If you had a DECA cloud you might have some experience with it and could speak with some expertise. I do and I have a lot more traffic on my DECA cloud than just DirecTV traffic and there's no worry.

I can't believe you equate the number of packets in a single web page to a video stream. How ridiculous!!


----------



## tdogdfw (Jul 10, 2007)

peds48 said:


> No, the DECA attaches to ONLY the TV's ethernet port. Hopefully you get the one that the power supply as you will that


Unfortunately they sent me the wrong adapter. There was no power injector with it and am still dead. Should there be some power supply? On the back of the DECA adapter there is a sticker above the Ethernet connection that says power. Does power come through the Ethernet port somehow? Would a PoE connection work (not that I have one)?

BTW - you are da man.

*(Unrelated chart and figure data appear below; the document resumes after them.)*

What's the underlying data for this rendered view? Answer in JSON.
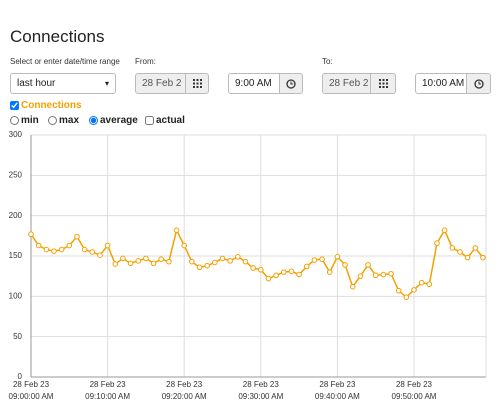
{
  "header": {
    "title": "Connections"
  },
  "range": {
    "label": "Select or enter date/time range",
    "preset": "last hour",
    "from": {
      "label": "From:",
      "date": "28 Feb 2",
      "time": "9:00 AM"
    },
    "to": {
      "label": "To:",
      "date": "28 Feb 2",
      "time": "10:00 AM"
    }
  },
  "options": {
    "series_toggle": "Connections",
    "modes": [
      "min",
      "max",
      "average"
    ],
    "actual": "actual"
  },
  "chart_data": {
    "type": "line",
    "x": [
      0,
      1,
      2,
      3,
      4,
      5,
      6,
      7,
      8,
      9,
      10,
      11,
      12,
      13,
      14,
      15,
      16,
      17,
      18,
      19,
      20,
      21,
      22,
      23,
      24,
      25,
      26,
      27,
      28,
      29,
      30,
      31,
      32,
      33,
      34,
      35,
      36,
      37,
      38,
      39,
      40,
      41,
      42,
      43,
      44,
      45,
      46,
      47,
      48,
      49,
      50,
      51,
      52,
      53,
      54,
      55,
      56,
      57,
      58,
      59
    ],
    "series": [
      {
        "name": "Connections",
        "color": "#f5a000",
        "values": [
          177,
          163,
          158,
          156,
          158,
          163,
          174,
          158,
          155,
          151,
          163,
          140,
          147,
          141,
          144,
          147,
          141,
          146,
          143,
          182,
          163,
          143,
          136,
          138,
          142,
          147,
          144,
          149,
          143,
          135,
          133,
          122,
          126,
          130,
          131,
          127,
          137,
          145,
          146,
          130,
          149,
          139,
          112,
          125,
          139,
          126,
          127,
          128,
          107,
          99,
          108,
          117,
          115,
          166,
          182,
          160,
          155,
          148,
          160,
          148
        ]
      }
    ],
    "xlim": [
      0,
      59.4
    ],
    "xticks": [
      {
        "value": 0,
        "label": [
          "28 Feb 23",
          "09:00:00 AM"
        ]
      },
      {
        "value": 10,
        "label": [
          "28 Feb 23",
          "09:10:00 AM"
        ]
      },
      {
        "value": 20,
        "label": [
          "28 Feb 23",
          "09:20:00 AM"
        ]
      },
      {
        "value": 30,
        "label": [
          "28 Feb 23",
          "09:30:00 AM"
        ]
      },
      {
        "value": 40,
        "label": [
          "28 Feb 23",
          "09:40:00 AM"
        ]
      },
      {
        "value": 50,
        "label": [
          "28 Feb 23",
          "09:50:00 AM"
        ]
      }
    ],
    "ylim": [
      0,
      300
    ],
    "yticks": [
      0,
      50,
      100,
      150,
      200,
      250,
      300
    ],
    "grid": true
  }
}
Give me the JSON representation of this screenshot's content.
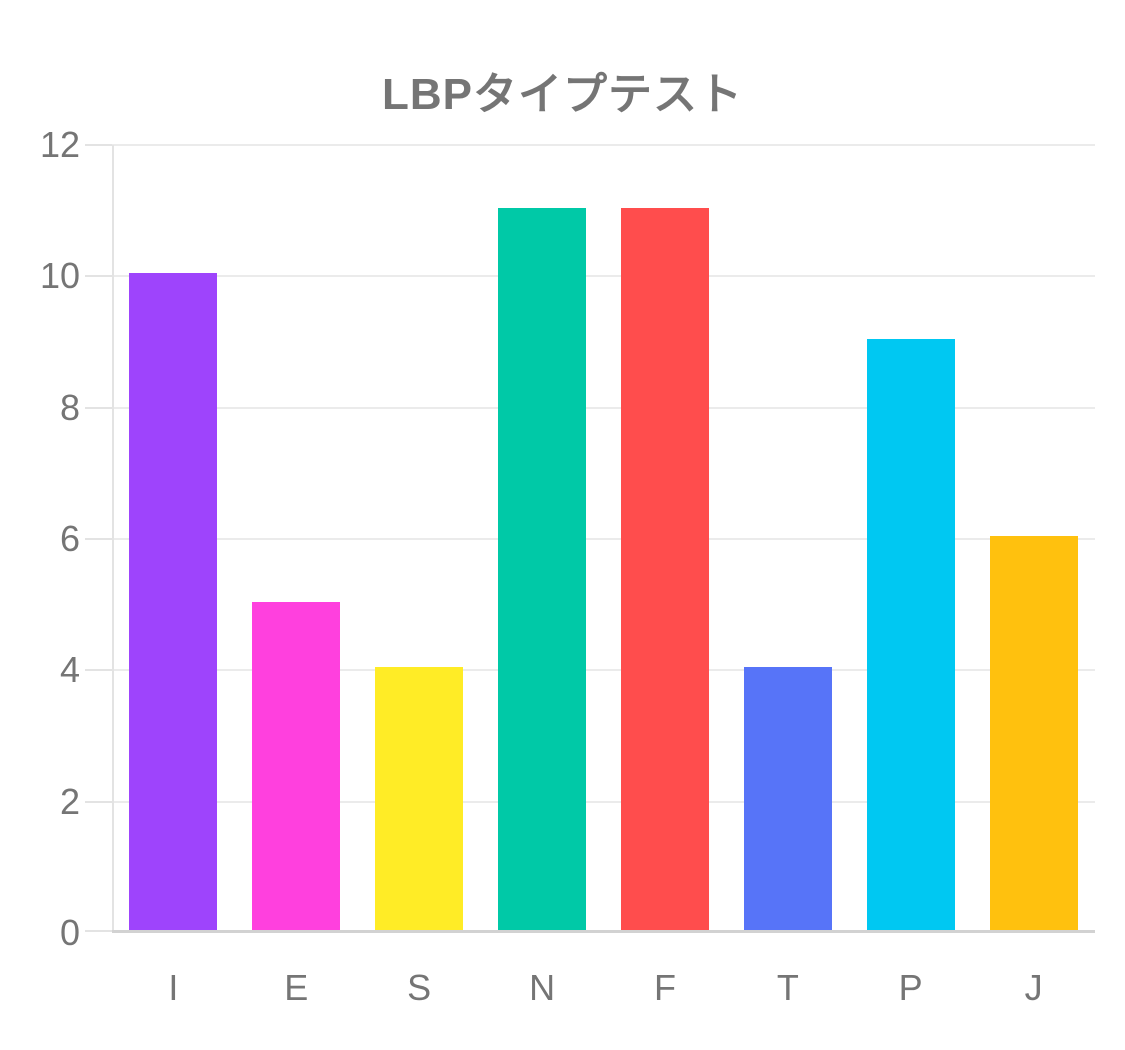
{
  "chart_data": {
    "type": "bar",
    "title": "LBPタイプテスト",
    "categories": [
      "I",
      "E",
      "S",
      "N",
      "F",
      "T",
      "P",
      "J"
    ],
    "values": [
      10,
      5,
      4,
      11,
      11,
      4,
      9,
      6
    ],
    "bar_colors": [
      "#9E44FC",
      "#FF40DE",
      "#FFEC26",
      "#00C9A7",
      "#FF4D4D",
      "#5774F8",
      "#00C8F2",
      "#FFC10E"
    ],
    "xlabel": "",
    "ylabel": "",
    "ylim": [
      0,
      12
    ],
    "yticks": [
      0,
      2,
      4,
      6,
      8,
      10,
      12
    ],
    "grid": "horizontal",
    "legend": "none",
    "colors": {
      "background": "#ffffff",
      "title_text": "#757575",
      "tick_label_text": "#757575",
      "gridline": "#ebebeb",
      "axis_line": "#e3e3e3",
      "baseline": "#d2d2d2"
    }
  }
}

Thanks for your incredible response to this board.


----------



## tdogdfw (Jul 10, 2007)

peds48 said:


> Correct, you only need it during set up, but why remove it if works&#8230;.


Because I don't want a bunch of cables... I assume I would need the power adapter plugged into the DECA adapter as well for it to work? The power adapter will also need a plug to a power outlet.


----------



## peds48 (Jan 11, 2008)

tdogdfw said:


> Unfortunately they sent me the wrong adapter. There was no power injector with it and am still dead. Should there be some power supply? On the back of the DECA adapter there is a sticker above the Ethernet connection that says power. Does power come through the Ethernet port somehow? Would a PoE connection work (not that I have one)?
> 
> BTW - you are da man. Thanks for your incredible response to this board.


Yes, you will need a power adapter. This power adapter connects to another small adapter which turns coax into a "pin hole" type plug where you will connect the DirecTV® universal power supply. PoE does not work with the BroadBand DECAs.


----------



## peds48 (Jan 11, 2008)

tdogdfw said:


> Because I don't want a bunch of cables... I assume I would need the power adapter plugged into the DECA adapter as well for it to work? The power adapter will also need a plug to a power outlet.


If you are using coax networking you must keep the power supply connected at all times


----------



## SiliconTiger (Oct 20, 2009)

Here's my experience installing a Samsung 7150 as a Genie client via RVU: http://www.dbstalk.com/topic/215901-whole-home-dvr-over-ethernet/.


----------